Anyone landing on this blog can surmise that I’m a Christian. Well, I hope they can. I don't try to hide it. But if you’re not of that persuasion, truth is, my faith is no more real than yours. Even if religion is not for you, we are no different. I believe in something. You believe in something. God. Prophets. Positivity. Energy. Nature. Money. Power. Politics. Science. Culture. Entertainment. Relationships. Self. My faith drives me, moves me onward. It sustains me. So does yours.

I’ve embraced something worth living for, worth dying for. And maybe you've made the same commitment. Maybe not. When it all proves too much of a task, you might want to let it go. At times, I feel the same tug. We really aren’t any different. We’re human beings foundering in chaos, clinging to something we hope will save us, or else, denying we need saving. Either way, you and I are the same.

The Christian holds to the promise of eternal life through the forgiveness of sins and the grace offered by the gospel of Jesus Christ. The Muslim accepts one God, creator and sustainer, and wholly surrenders to God’s will. The Jew believes in the one true God of the Universe, giver of the law. Other world religions build their faith on the natural inclination of mankind to offer worship, to find purpose. Even the non-believer desires something that lasts, views life with longing eyes, seeks the meaning of it all, even if it ends in discovering there is no meaning at all.

So, my faith isn't any different than your faith, or lack thereof. We all search for  something. In my case, I took up Christianity and stuck with it. It’s a faith group, a belief system. One anybody can join. Just find yourself a good church and plug in. But if you prefer, find a good mosque, or synagogue. Or get yourself a little Buddha statue. Or something. Or worship the moon. Or join in a social movement and see if that does it for you. Plenty of those to choose from right now.
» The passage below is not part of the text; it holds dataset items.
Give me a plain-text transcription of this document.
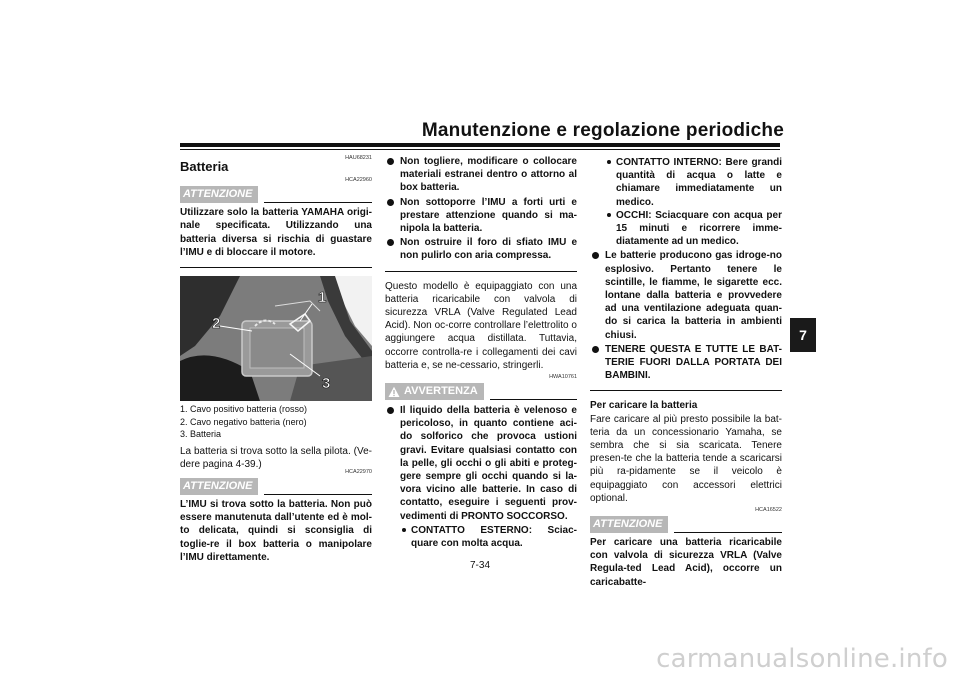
Manutenzione e regolazione periodiche
7
HAU68231
Batteria
HCA22960
ATTENZIONE
Utilizzare solo la batteria YAMAHA origi-nale specificata. Utilizzando una batteria diversa si rischia di guastare l’IMU e di bloccare il motore.
1
2
3
1. Cavo positivo batteria (rosso)
2. Cavo negativo batteria (nero)
3. Batteria
La batteria si trova sotto la sella pilota. (Ve-dere pagina 4-39.)
HCA22970
ATTENZIONE
L’IMU si trova sotto la batteria. Non può essere manutenuta dall’utente ed è mol-to delicata, quindi si sconsiglia di toglie-re il box batteria o manipolare l’IMU direttamente.
Non togliere, modificare o collocare materiali estranei dentro o attorno al box batteria.
Non sottoporre l’IMU a forti urti e prestare attenzione quando si ma-nipola la batteria.
Non ostruire il foro di sfiato IMU e non pulirlo con aria compressa.
Questo modello è equipaggiato con una batteria ricaricabile con valvola di sicurezza VRLA (Valve Regulated Lead Acid). Non oc-corre controllare l’elettrolito o aggiungere acqua distillata. Tuttavia, occorre controlla-re i collegamenti dei cavi batteria e, se ne-cessario, stringerli.
HWA10761
AVVERTENZA
Il liquido della batteria è velenoso e pericoloso, in quanto contiene aci-do solforico che provoca ustioni gravi. Evitare qualsiasi contatto con la pelle, gli occhi o gli abiti e proteg-gere sempre gli occhi quando si la-vora vicino alle batterie. In caso di contatto, eseguire i seguenti prov-vedimenti di PRONTO SOCCORSO.
CONTATTO ESTERNO: Sciac-quare con molta acqua.
CONTATTO INTERNO: Bere grandi quantità di acqua o latte e chiamare immediatamente un medico.
OCCHI: Sciacquare con acqua per 15 minuti e ricorrere imme-diatamente ad un medico.
Le batterie producono gas idroge-no esplosivo. Pertanto tenere le scintille, le fiamme, le sigarette ecc. lontane dalla batteria e provvedere ad una ventilazione adeguata quan-do si carica la batteria in ambienti chiusi.
TENERE QUESTA E TUTTE LE BAT-TERIE FUORI DALLA PORTATA DEI BAMBINI.
Per caricare la batteria
Fare caricare al più presto possibile la bat-teria da un concessionario Yamaha, se sembra che si sia scaricata. Tenere presen-te che la batteria tende a scaricarsi più ra-pidamente se il veicolo è equipaggiato con accessori elettrici optional.
HCA16522
ATTENZIONE
Per caricare una batteria ricaricabile con valvola di sicurezza VRLA (Valve Regula-ted Lead Acid), occorre un caricabatte-
7-34
carmanualsonline.info
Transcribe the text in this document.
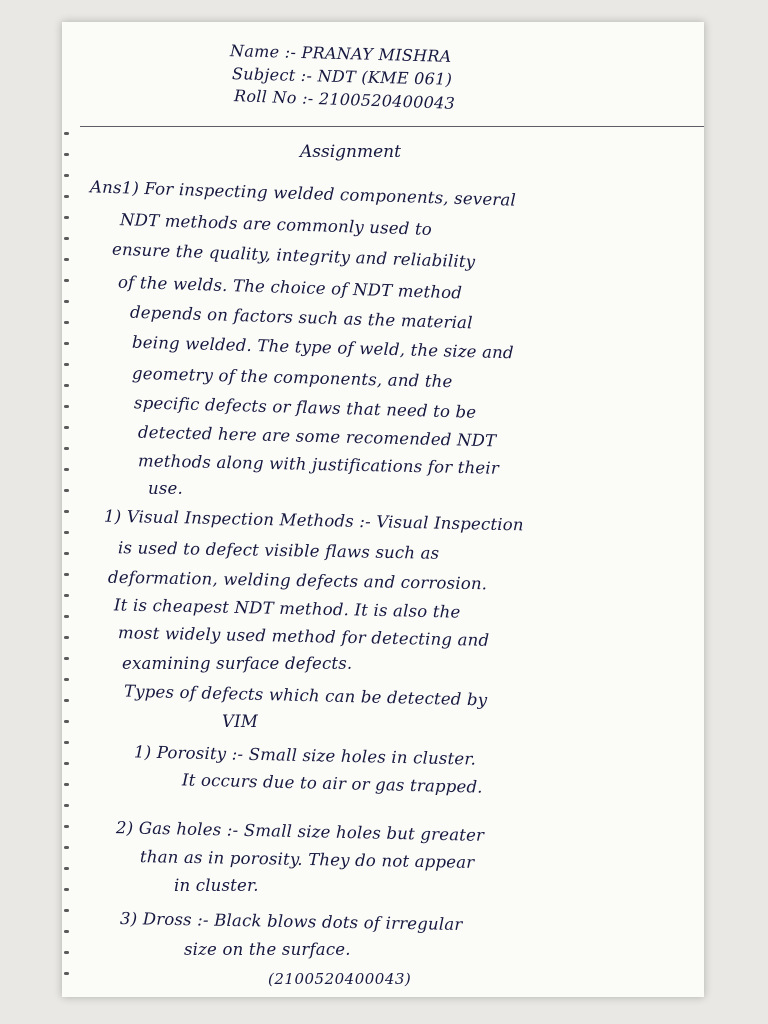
Name :- PRANAY MISHRA
Subject :- NDT (KME 061)
Roll No :- 2100520400043
Assignment
Ans1) For inspecting welded components, several
NDT methods are commonly used to
ensure the quality, integrity and reliability
of the welds. The choice of NDT method
depends on factors such as the material
being welded. The type of weld, the size and
geometry of the components, and the
specific defects or flaws that need to be
detected here are some recomended NDT
methods along with justifications for their
use.
1) Visual Inspection Methods :- Visual Inspection
is used to defect visible flaws such as
deformation, welding defects and corrosion.
It is cheapest NDT method. It is also the
most widely used method for detecting and
examining surface defects.
Types of defects which can be detected by
VIM
1) Porosity :- Small size holes in cluster.
It occurs due to air or gas trapped.
2) Gas holes :- Small size holes but greater
than as in porosity. They do not appear
in cluster.
3) Dross :- Black blows dots of irregular
size on the surface.
(2100520400043)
Sarcasm? Little bit. I don't mean to poke fun at religion. Here’s the thing: Clutching the crutch of religion, in the end, makes little difference. It might offer peace of mind, a better life. And moral boundaries are good for the individual and for society. But any belief system can get you there. As it is, my ideas of good and bad and right and wrong might pit against yours at start a disagreement. Or a war. It’s been known to happen.

However, while my religiosity is no better or worse than yours, the One who called me to faith is different. The power of the gospel saves a soul from hell, redeems a generation, rescues a planet, and provides a way for all people everywhere to realize true freedom, to live unburdened in the presence of their Creator. No cost. No sacrifice. The cost has been paid, the sacrifice made. The calling? I’m no different than you, except that I answered when He called me. Think He isn’t calling you?  If you’re reading this, maybe He is.

What we all want, whether we admit it or not, is love. We want to feel it and express it. But it’s always an unfulfilled dream away. It doesn’t live up to our expectations. It’s fleeting. It does not satisfy.

Only one love doesn’t disappoint, no matter who you are. Regardless of your religion, your dislike of religion, the object of your affection, or the surety of your well managed plans, this is it. As the saying goes, we’re all in this together. And this is all that matters:


 In this way the love of God was revealed to us, that God sent His only begotten Son into the world, that we might live through Him. In this is love: not that we loved God, but that He loved us and sent His Son to be the atoning sacrifice for our sins.

 I John 4: 9,10

For God so loved the world that He gave His only begotten Son, that whoever believes in Him should not perish, but have eternal life. For God did not send His Son into the world to condemn the world, but that the world through Him might be saved.